Comment Re:most people never wanted local storage (Score 3, Interesting) 126
Outside of a minority of technically minded folks, most people never wanted local storage in the first place. They don't want to understand it, manage it, back it up, or deal with it in any way. That simple fact is one of the key drivers toward cloud computing, web apps, and away from the local-storage model of computing.
Everyone wants local storage. The non-technically minded folks just don't know it. The only drivers towards cloud storage are marketing hype, marketing hype, and more marketing hype. "Cloud" is the new "E-".
People's data is generally safer in the cloud than locally.
Safer from what? Hackers? The NSA? I think yuo aer confusssed.

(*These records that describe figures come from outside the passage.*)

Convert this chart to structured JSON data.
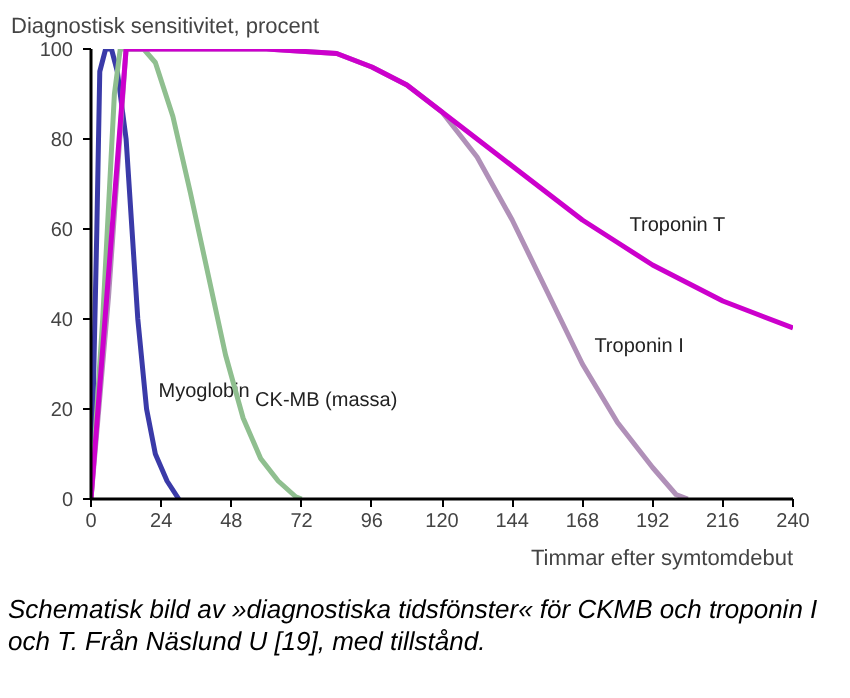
{
  "chart_data": {
    "type": "line",
    "ylabel": "Diagnostisk sensitivitet, procent",
    "xlabel": "Timmar efter symtomdebut",
    "xlim": [
      0,
      240
    ],
    "xticks": [
      0,
      24,
      48,
      72,
      96,
      120,
      144,
      168,
      192,
      216,
      240
    ],
    "ylim": [
      0,
      100
    ],
    "yticks": [
      0,
      20,
      40,
      60,
      80,
      100
    ],
    "grid": false,
    "legend": false,
    "marker": "none",
    "line_style": "solid",
    "series": [
      {
        "name": "Myoglobin",
        "color": "#3a3aa8",
        "x": [
          0,
          2,
          3,
          5,
          7,
          9,
          12,
          14,
          16,
          19,
          22,
          26,
          30
        ],
        "values": [
          0,
          60,
          95,
          100,
          100,
          95,
          80,
          60,
          40,
          20,
          10,
          4,
          0
        ]
      },
      {
        "name": "CK-MB (massa)",
        "color": "#8fbf8f",
        "x": [
          0,
          4,
          8,
          10,
          18,
          22,
          28,
          34,
          40,
          46,
          52,
          58,
          64,
          70,
          72
        ],
        "values": [
          0,
          40,
          90,
          100,
          100,
          97,
          85,
          68,
          50,
          32,
          18,
          9,
          4,
          0.5,
          0
        ]
      },
      {
        "name": "Troponin I",
        "color": "#b090b8",
        "x": [
          0,
          6,
          12,
          60,
          84,
          96,
          108,
          120,
          132,
          144,
          156,
          168,
          180,
          192,
          200,
          204
        ],
        "values": [
          0,
          45,
          100,
          100,
          99,
          96,
          92,
          86,
          76,
          62,
          46,
          30,
          17,
          7,
          1,
          0
        ]
      },
      {
        "name": "Troponin T",
        "color": "#cc00cc",
        "x": [
          0,
          6,
          12,
          60,
          84,
          96,
          108,
          120,
          132,
          144,
          156,
          168,
          180,
          192,
          204,
          216,
          228,
          240
        ],
        "values": [
          0,
          50,
          100,
          100,
          99,
          96,
          92,
          86,
          80,
          74,
          68,
          62,
          57,
          52,
          48,
          44,
          41,
          38
        ]
      }
    ],
    "annotations": [
      "Schematisk bild av »diagnostiska tidsfönster« för CKMB och troponin I och T. Från Näslund U [19], med tillstånd."
    ]
  }
}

Sure, workstation-type computers will still be available for the few people doing CAD, etc, but they will be far more expensive and not generally purchased by most of the general public.
Oh, I see now. Its still the 1990's, and the desktop PC is still dying. We'll all be going back to the client-server structure.... any day now.....

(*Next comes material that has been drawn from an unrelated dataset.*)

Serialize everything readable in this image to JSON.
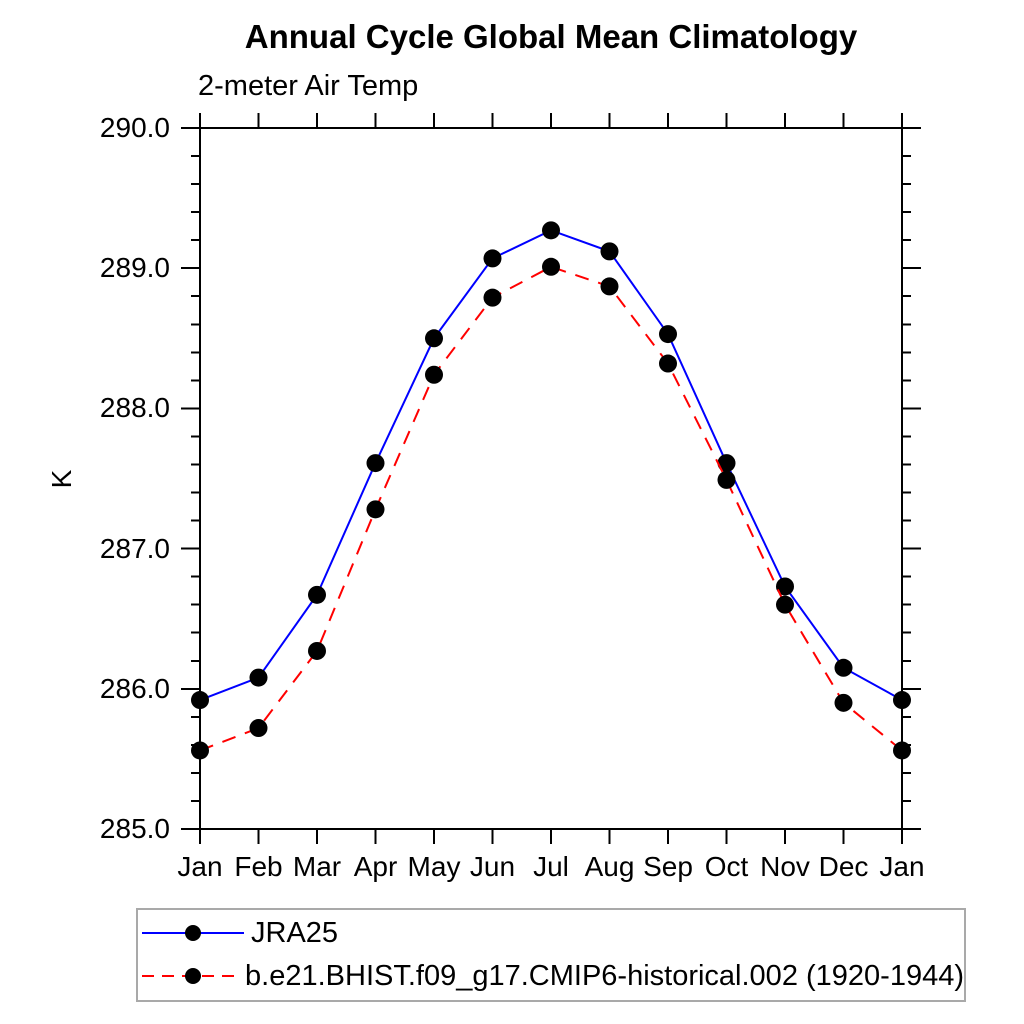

I know very few people who really want a PC any more. They virtually all prefer tablets, smartphones, and so on.
That's funny, because everyone I know already has a smartphone, and the few who also have tablets found they can't actually do anything with it, and still use their PCs/Macs.
The death of the PC is being predicted by retarded market analysts who look at PC sales instead of PC ownership. PC sales are down for multiple reasons:
1. 5 year old PCs are still fast enough
2. windows 8 is terrible
3. we are (still) in an economic depression
Big companies WANT us to buy shit computers that can't do anything, because then we'll HAVE to use gay "cloud" apps for everything, and pay monthly fees for the privilege. It's the first step in instituting a 21st century techno-serfdom, with IP owners replacing the land-lords of old.
Don't think so? Wade through the annoying and insulting Office2013 install process, and then tell me Lord Balmer isn't telling us piss-ants to get back to the turnip fields.